Le désastre de la transition énergétique

"Si une centrale nucléaire détruisait autant d’environnement naturel que l’énergie éolienne, elle aurait été mise à l’arrêt depuis bien longtemps. "

"Le rêve d’une certaine élite urbaine de disposer d’une source d’énergie soit-disant propre est propagé sur le dos de la population rurale, dont on détruit le patrimoine."

"les Verts n’étaient en fait jamais réellement un parti au service de la protection de la nature mais un parti anticapitaliste, engagé contre l’énergie nucléaire et l’industrie. C’est pour cette raison que les thématiques réelles de la faune et de la flore les laissent indifférents. "

Interview de l’ancien politicien de l’environnement et manager en entreprise énergétique Fritz Vahrenholt  (Article du Basler Zeitung – 18 février 2017)


  • Vous appelez le tournant énergétique allemand « un désastre ». Pourquoi ?

Fritz Vahrenholt : Pour commencer, le gouvernement allemand a décidé en l’espace d’un weekend – suite au tsunami au Japon – de renoncer à l’énergie nucléaire qui produisait jusque-là l’essentiel du courant pour l’industrie allemande. Depuis, le gouvernement veut remplacer cette source d’énergie à production stable par du courant solaire et éolien, soumis à de fortes variations de production. Chacun comprend que cela n’est simplement pas raisonnable.

  • Moi, je ne comprends pas. Expliquez-moi.

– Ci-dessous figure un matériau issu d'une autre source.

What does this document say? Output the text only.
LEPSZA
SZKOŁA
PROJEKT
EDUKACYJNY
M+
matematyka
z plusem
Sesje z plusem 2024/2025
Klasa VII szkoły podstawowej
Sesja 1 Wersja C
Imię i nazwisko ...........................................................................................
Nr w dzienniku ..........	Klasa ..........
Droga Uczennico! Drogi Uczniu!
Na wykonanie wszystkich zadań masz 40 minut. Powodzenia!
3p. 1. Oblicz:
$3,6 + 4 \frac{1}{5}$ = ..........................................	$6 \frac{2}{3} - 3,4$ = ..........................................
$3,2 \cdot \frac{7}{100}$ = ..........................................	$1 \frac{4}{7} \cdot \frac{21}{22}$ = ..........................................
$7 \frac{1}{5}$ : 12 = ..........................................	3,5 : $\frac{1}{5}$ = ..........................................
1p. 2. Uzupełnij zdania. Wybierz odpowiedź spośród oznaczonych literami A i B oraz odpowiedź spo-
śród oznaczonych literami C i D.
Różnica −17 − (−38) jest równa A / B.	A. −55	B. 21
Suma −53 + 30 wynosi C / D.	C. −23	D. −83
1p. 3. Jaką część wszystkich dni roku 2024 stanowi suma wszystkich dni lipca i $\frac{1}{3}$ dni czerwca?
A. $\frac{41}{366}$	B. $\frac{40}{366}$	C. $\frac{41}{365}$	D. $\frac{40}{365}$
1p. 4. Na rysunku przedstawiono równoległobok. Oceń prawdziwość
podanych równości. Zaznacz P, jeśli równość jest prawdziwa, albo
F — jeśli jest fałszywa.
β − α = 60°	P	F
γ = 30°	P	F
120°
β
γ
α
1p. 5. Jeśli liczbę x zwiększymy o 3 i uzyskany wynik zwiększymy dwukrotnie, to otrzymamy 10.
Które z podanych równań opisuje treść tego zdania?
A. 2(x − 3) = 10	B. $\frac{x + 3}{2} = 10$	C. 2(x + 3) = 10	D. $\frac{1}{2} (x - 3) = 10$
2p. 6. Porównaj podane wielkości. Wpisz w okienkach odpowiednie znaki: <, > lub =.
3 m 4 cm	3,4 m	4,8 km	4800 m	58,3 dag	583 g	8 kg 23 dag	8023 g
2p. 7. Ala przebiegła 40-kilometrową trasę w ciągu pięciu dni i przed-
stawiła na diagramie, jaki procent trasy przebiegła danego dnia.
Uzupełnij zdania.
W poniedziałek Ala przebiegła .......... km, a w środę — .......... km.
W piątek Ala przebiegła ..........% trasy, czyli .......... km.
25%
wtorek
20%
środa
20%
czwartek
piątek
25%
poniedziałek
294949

Nous avons de cinquante à cent jours, parfois plusieurs semaines par année, des périodes de calme plat, et à faible ensoleillement. Durant ces périodes, nous produisons moins de 10 % du courant nécessaire. Et si le vent souffle et le soleil brille, il y a trop de courant dans le circuit puisque les capacités de stockage manquent, alors nous débranchons des éoliennes. Nous sommes confrontés à un problème croissant : trop, ou trop peu d’électricité.

  • Pourquoi le problème est-il croissant ?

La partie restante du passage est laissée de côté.